Dambo explains, “As humans we often have a way of choosing the beaten path and the main roads. So when the municipalities of west Copenhagan contacted me about a project it seemed natural to make something which could get people out and explore the beautiful nature in hidden outskirts which you wouldn’t usually see.”
Whether he’s designing furniture, interior spaces, or huge art installations, Dambo likes to integrate the people and places around him into all of his work. Since 2013, he’s made 25 recycled sculptures that have been placed around the world. His ”Six Forgotten Giants” were completed last year, and they have since been positioned next to boulders with poetry inscribed on them. By using these snippets (and a map) as clues, travelers can successfully make their way from one “forgotten” giant to the next. With the help of local volunteers, Dambo made these sculptures out of old floorboards, over 600 wooden pallets, a fence, a watermill, and “whatever else [they were] able to scavenge.” As a token of gratitude to his helpers, Dambo has named each giant after a different volunteer.
In Hakkemosen, on the shore of a picturesque lake in Høje Taastrup, ”Teddy Friendly” forms a small bridge with his outstretched arm while sitting on the opposite side of a narrow stream.
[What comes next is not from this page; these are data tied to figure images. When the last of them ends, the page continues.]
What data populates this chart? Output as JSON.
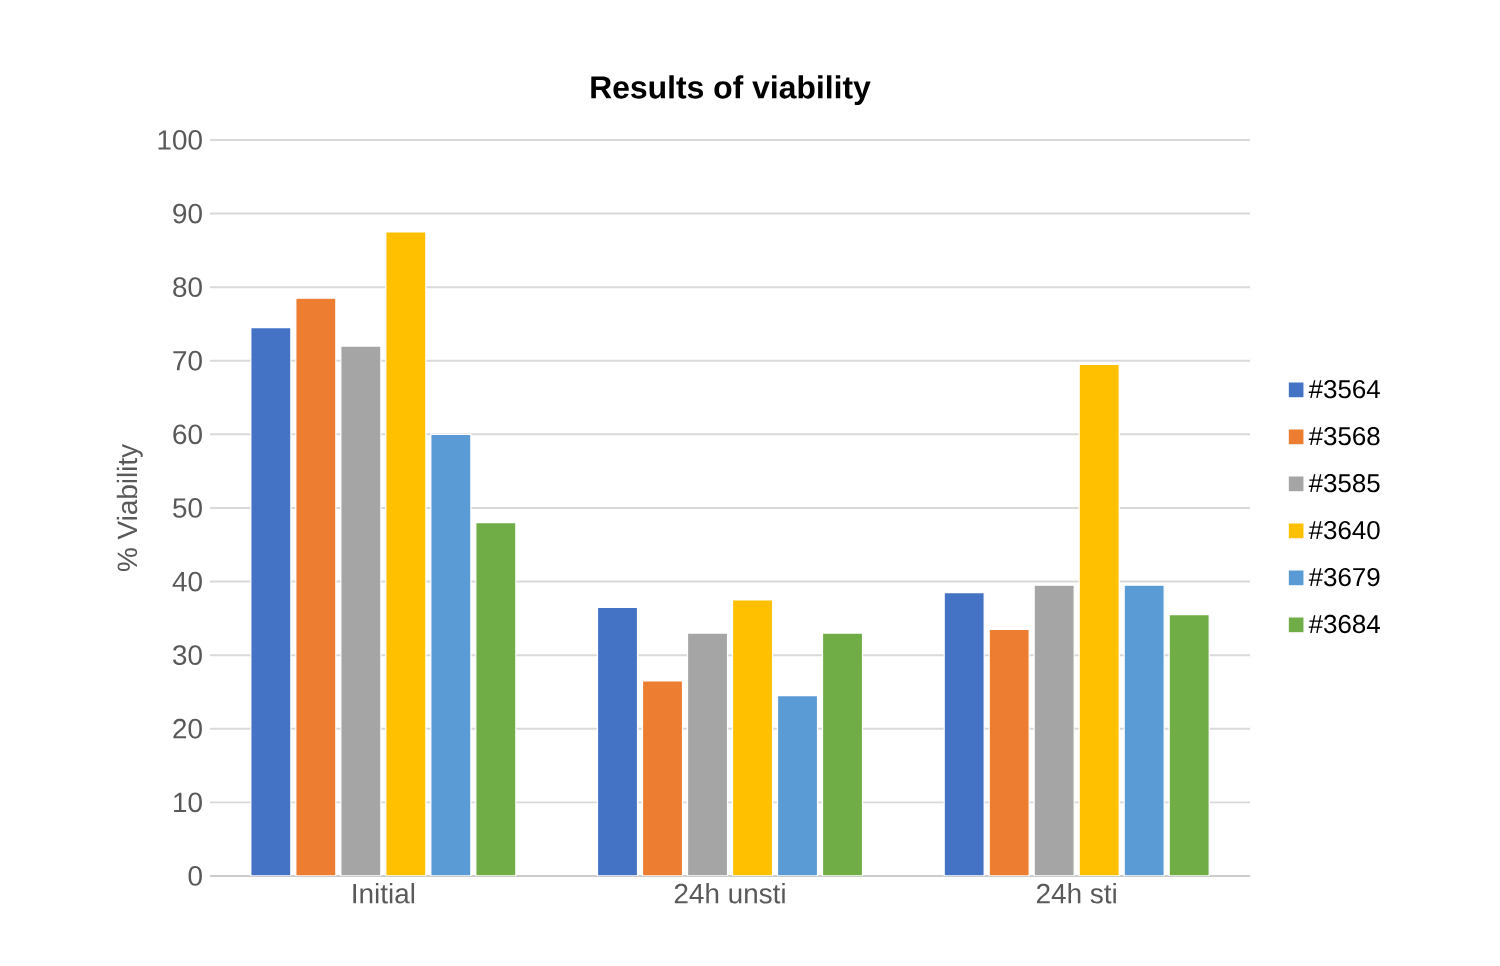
{
  "chart_data": {
    "type": "bar",
    "title": "Results of viability",
    "ylabel": "% Viability",
    "categories": [
      "Initial",
      "24h unsti",
      "24h sti"
    ],
    "series": [
      {
        "name": "#3564",
        "color": "#4472c4",
        "values": [
          74.5,
          36.5,
          38.5
        ]
      },
      {
        "name": "#3568",
        "color": "#ed7d31",
        "values": [
          78.5,
          26.5,
          33.5
        ]
      },
      {
        "name": "#3585",
        "color": "#a5a5a5",
        "values": [
          72,
          33,
          39.5
        ]
      },
      {
        "name": "#3640",
        "color": "#ffc000",
        "values": [
          87.5,
          37.5,
          69.5
        ]
      },
      {
        "name": "#3679",
        "color": "#5b9bd5",
        "values": [
          60,
          24.5,
          39.5
        ]
      },
      {
        "name": "#3684",
        "color": "#70ad47",
        "values": [
          48,
          33,
          35.5
        ]
      }
    ],
    "ylim": [
      0,
      100
    ],
    "yticks": [
      0,
      10,
      20,
      30,
      40,
      50,
      60,
      70,
      80,
      90,
      100
    ],
    "grid": "y",
    "legend": "right"
  }
}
Four unemployed people, and a teacher from a local activation center named Teddy,volunteered to help build this giant, whose fur was made from the cutoffs of locally felled trees.
”Sleeping Louis” was put in a part of Rødovre that had previously attracted a lot of homeless people — food waste, pieces of trash, and old sleeping bags were found scattered across the site. In an effort to alleviate this problem, Dambo hollowed this giant out to allow people to sleep inside of him. The real-life Louis is none other than the artist’s personal assistant, who hails from Bristol.
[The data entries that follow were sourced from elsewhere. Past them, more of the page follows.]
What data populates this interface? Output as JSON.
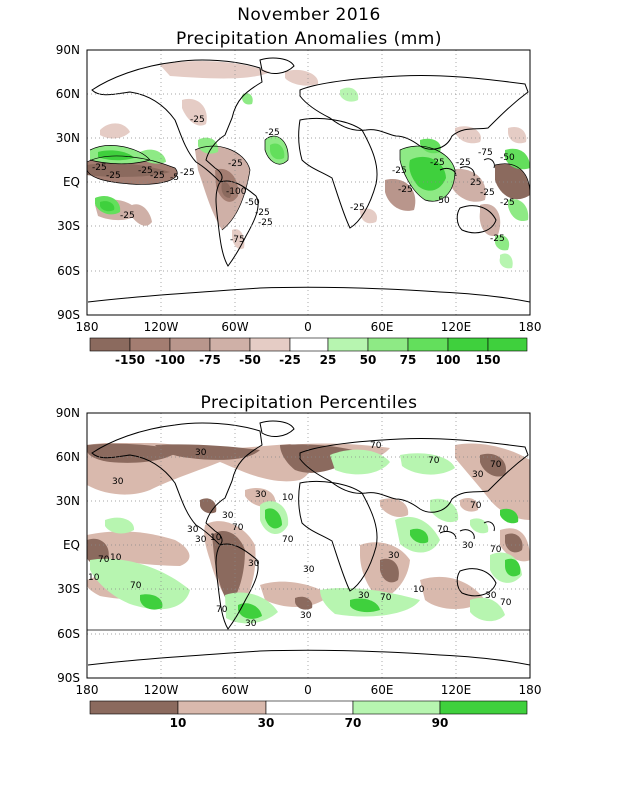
{
  "header": {
    "title": "November 2016"
  },
  "panel1": {
    "title": "Precipitation Anomalies (mm)",
    "lat_labels": [
      "90N",
      "60N",
      "30N",
      "EQ",
      "30S",
      "60S",
      "90S"
    ],
    "lon_labels": [
      "180",
      "120W",
      "60W",
      "0",
      "60E",
      "120E",
      "180"
    ],
    "legend": {
      "labels": [
        "-150",
        "-100",
        "-75",
        "-50",
        "-25",
        "25",
        "50",
        "75",
        "100",
        "150"
      ],
      "colors": [
        "#8b6a5e",
        "#a37d71",
        "#b9968c",
        "#cfb0a7",
        "#e5ccc5",
        "#ffffff",
        "#b7f5b0",
        "#8eea85",
        "#63df5c",
        "#3fd03d"
      ]
    },
    "contour_labels": [
      "-25",
      "-25",
      "-25",
      "-25",
      "-25",
      "-25",
      "-25",
      "-5",
      "-25",
      "-100",
      "-50",
      "-25",
      "-25",
      "-75",
      "-25",
      "-25",
      "-25",
      "-25",
      "-25",
      "-50",
      "-25",
      "25",
      "-25",
      "-75",
      "-50",
      "-25",
      "-25"
    ]
  },
  "panel2": {
    "title": "Precipitation Percentiles",
    "lat_labels": [
      "90N",
      "60N",
      "30N",
      "EQ",
      "30S",
      "60S",
      "90S"
    ],
    "lon_labels": [
      "180",
      "120W",
      "60W",
      "0",
      "60E",
      "120E",
      "180"
    ],
    "legend": {
      "labels": [
        "10",
        "30",
        "70",
        "90"
      ],
      "colors": [
        "#8b6a5e",
        "#d9b9ad",
        "#ffffff",
        "#b7f5b0",
        "#3fd03d"
      ]
    },
    "contour_labels": [
      "30",
      "30",
      "30",
      "10",
      "30",
      "30",
      "10",
      "70",
      "30",
      "70",
      "30",
      "30",
      "70",
      "70",
      "70",
      "70",
      "70",
      "30",
      "70",
      "30",
      "30",
      "70",
      "10",
      "30",
      "70",
      "30",
      "70",
      "70",
      "10",
      "30",
      "70",
      "10",
      "30"
    ]
  }
}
”Little Tilde” peeks out from behind a tree in Vallensbaek Mose, an area prone to extremely cold weather. Inside Tilde are 28 birdhouses, which were inserted into the giant for birds and squirrels to take shelter in during the winter. Even an 86-year-old craftsman offered to lend a hand in Tilde’s construction!
In Ishøj, you’ll find ”Oscar Under The Bridge,” a giant whose fingers clutch the bridge running over his hideout. He’s made from the scraps of an old watermill and takes his name from the Chilean artist who helped build him.
Elsewhere, two other sculptures provide the perfect vantage points for viewing their surrounding nature. ”Thomas On The Mountain” reclines on a small hillside to look out over Albertslund. While you might think this piece is referencing Dambo himself, it was actually named after an intern who worked on all six Forgotten Giants. In Hvidovre, ”Hill Top Trine” reclines as she overlooks the grazing sheep and picturesque meadows of Avedøresletten.
Ultimately, Dambo ”[hopes his] art will inspire people to see the big potential in recycling and taking better care of our planet.”